David Mitrany qui en 1943 va publier A Working Peace
System, incarnera le fonctionnalisme, héritier de la
tradition fonctionnaliste. Théorie empirique mise en oeuvre par des
praticiens internationaux, elle se propose de renverser la tendance
internationale où chaque État était
considéré comme un « loup » par l'autre, afin
d'atteindre le stade de la « paix perpétuelle » chère
à Kant. Pour y parvenir, il était question de détourner
l'attention portée sur les États pour atteindre l'Homme. Ce
faisant, Mitrany substitua aux critères de la sécurité et
de l'intérêt qui sont flous et font généralement
l'objet des interprétations contradictoires, les critères de
paix, de bien-être et de participation comme finalité par
excellence de l'action internationale. Dès lors, des fonctions nouvelles
et précises vont de ce fait être envisageables en vue de
«développer le rôle et les attributions d'organisations
internationales fonctionnelles, seuls acteurs en mesure de remplacer
la confrontation par la
coopération ». Une telle approche très
technicienne de la vie internationale brillait de par sa progressivité
et son empirisme (ibidem : 96).
Toutefois, l'on observe que l'évolution de la
coopération avec les organisations internationales en Afrique
n'obéit véritablement pas au schéma tracé par les
adeptes de la théorie fonctionnaliste.

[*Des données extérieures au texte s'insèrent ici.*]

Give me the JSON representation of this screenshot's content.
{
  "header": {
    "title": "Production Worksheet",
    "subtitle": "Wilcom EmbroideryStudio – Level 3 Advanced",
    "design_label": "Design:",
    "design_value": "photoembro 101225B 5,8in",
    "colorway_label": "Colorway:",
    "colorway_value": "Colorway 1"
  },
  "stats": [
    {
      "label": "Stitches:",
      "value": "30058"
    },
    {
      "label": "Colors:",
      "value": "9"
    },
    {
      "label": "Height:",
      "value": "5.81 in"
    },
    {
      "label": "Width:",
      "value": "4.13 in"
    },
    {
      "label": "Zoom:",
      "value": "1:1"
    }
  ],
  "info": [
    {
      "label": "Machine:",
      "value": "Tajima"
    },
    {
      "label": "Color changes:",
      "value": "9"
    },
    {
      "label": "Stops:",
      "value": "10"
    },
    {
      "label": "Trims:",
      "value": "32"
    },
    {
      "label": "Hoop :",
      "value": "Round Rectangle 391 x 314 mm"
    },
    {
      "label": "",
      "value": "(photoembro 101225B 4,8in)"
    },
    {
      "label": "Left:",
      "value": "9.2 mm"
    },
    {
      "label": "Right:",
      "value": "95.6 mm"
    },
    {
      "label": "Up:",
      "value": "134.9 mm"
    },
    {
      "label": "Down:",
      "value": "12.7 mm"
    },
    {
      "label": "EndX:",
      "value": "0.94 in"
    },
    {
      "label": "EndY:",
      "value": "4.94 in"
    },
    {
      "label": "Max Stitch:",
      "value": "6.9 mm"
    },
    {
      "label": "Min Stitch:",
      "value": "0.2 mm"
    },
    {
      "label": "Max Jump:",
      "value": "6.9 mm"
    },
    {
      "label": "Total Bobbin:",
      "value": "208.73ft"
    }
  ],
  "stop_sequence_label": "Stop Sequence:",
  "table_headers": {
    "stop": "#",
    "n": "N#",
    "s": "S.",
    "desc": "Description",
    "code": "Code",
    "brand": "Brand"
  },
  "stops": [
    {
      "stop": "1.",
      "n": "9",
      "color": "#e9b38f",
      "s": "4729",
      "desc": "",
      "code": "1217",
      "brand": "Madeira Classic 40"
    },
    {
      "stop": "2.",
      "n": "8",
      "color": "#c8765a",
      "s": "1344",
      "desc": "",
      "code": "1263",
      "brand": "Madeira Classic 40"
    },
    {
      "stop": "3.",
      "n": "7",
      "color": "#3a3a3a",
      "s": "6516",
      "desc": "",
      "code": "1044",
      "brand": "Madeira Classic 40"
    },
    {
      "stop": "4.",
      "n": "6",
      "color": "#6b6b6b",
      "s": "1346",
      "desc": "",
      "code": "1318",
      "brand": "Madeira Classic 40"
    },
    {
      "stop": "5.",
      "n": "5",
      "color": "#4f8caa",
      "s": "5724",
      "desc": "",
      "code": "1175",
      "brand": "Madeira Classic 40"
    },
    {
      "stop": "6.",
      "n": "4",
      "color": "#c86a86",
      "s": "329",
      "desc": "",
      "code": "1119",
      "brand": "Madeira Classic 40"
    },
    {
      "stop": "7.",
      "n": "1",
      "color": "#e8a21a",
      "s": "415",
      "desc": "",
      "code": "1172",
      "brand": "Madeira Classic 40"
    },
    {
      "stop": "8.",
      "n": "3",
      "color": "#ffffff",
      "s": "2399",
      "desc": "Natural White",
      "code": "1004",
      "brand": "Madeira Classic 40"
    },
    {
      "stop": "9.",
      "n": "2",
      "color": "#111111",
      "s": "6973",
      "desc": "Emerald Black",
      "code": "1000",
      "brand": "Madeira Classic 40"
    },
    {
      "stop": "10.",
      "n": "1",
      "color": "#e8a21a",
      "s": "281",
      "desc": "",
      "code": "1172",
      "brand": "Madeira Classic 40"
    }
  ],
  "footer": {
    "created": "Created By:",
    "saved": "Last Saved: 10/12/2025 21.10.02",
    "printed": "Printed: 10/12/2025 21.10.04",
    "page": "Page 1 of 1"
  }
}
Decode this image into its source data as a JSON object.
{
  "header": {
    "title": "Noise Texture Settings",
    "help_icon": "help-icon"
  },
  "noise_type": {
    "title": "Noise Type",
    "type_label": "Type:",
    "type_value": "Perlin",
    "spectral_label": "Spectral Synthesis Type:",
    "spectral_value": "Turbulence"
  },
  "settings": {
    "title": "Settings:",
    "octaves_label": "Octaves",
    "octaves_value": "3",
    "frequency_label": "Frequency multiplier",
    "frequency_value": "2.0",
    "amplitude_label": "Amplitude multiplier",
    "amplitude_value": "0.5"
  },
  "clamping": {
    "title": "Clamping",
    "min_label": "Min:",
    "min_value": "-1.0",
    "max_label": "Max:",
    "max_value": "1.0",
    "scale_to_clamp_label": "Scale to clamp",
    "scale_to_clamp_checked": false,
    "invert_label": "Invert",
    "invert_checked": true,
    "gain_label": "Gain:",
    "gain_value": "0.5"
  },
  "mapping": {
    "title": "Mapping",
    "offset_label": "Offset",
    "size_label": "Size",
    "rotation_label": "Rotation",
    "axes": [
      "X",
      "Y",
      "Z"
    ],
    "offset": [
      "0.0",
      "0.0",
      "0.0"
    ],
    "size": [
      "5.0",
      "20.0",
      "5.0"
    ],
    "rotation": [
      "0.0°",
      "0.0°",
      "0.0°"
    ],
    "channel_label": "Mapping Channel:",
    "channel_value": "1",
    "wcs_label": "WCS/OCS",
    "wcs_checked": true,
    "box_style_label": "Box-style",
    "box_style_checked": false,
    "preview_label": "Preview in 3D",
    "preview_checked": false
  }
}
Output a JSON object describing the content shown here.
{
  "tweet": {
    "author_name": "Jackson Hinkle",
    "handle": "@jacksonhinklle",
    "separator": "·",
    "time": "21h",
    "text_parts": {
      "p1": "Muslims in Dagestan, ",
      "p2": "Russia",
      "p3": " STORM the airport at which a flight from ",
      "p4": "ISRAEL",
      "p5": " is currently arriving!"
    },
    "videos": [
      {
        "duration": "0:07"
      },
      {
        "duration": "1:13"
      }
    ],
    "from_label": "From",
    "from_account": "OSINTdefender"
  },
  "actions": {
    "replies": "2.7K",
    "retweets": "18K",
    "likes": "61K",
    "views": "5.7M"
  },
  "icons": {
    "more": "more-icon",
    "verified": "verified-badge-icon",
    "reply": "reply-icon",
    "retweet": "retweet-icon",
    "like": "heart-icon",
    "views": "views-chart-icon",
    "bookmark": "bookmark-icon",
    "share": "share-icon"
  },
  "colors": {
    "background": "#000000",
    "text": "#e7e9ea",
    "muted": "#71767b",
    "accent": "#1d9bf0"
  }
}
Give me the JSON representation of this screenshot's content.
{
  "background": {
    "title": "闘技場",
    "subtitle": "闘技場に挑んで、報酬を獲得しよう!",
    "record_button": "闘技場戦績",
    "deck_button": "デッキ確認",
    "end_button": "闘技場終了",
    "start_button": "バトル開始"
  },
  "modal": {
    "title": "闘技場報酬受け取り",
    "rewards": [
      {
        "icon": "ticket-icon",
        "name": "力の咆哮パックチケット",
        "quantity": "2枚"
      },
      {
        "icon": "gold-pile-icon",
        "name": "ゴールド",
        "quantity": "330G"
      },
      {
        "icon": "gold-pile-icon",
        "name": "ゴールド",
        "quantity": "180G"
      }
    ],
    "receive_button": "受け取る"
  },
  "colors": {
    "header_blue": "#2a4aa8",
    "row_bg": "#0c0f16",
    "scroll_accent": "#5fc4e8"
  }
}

Parce que les Pays en
développement (PED) sont des bénéficiaires de l'assistance
technique internationale, parler de la coopération Cameroun-UNESCO,
c'est également parler de l'assistance technique de l'UNESCO. Or le
principal défaut de ce courant de pensée, à en croire
Jean-Jacques Roche, c'est la prétention irréversible d'un tel
processus qui préconise le primat de la « nécessité
» sur la volonté politique, l'union politique devant
nécessairement être la résultante automatique de l'union
économique. (Roche, 2001 : 98) Pourtant, une lecture attentive des
régimes politiques sub-saharienne semble indiquer que l'État
n'est pas vraiment prêt à partager sa souveraineté, ciment
par excellence de sa revendication du monopole de la contrainte. De même
en Afrique tout comme ailleurs, « la dimension politique de la
coopération et son autonomie apparaissent souvent comme des facteurs
essentiels », certaines agences des Nations unies réputées
plus `fonctionnelles' et les plus techniques comme l'Unesco et l'Organisation
internationale du travail ont souvent été politisées
» (Smoots et al..., op.cit : 238).
Mais tout de même, le mérite de cette double
école qui se distingue du réalisme comme de la simple
coopération intergouvernementale, ressortit du fait qu'elle se
présente comme « des méthodes de découverte et
d'apprentissage d'un vouloir vivre en commun des États » (Roche,
op.cit : 99) C'est dire que l'émergence des institutions internationales
obéit à une volonté de créer un cadre favorable
à l'accession aux solutions « rationnelles » à travers
un effort de « dépolitisation » de certains enjeux.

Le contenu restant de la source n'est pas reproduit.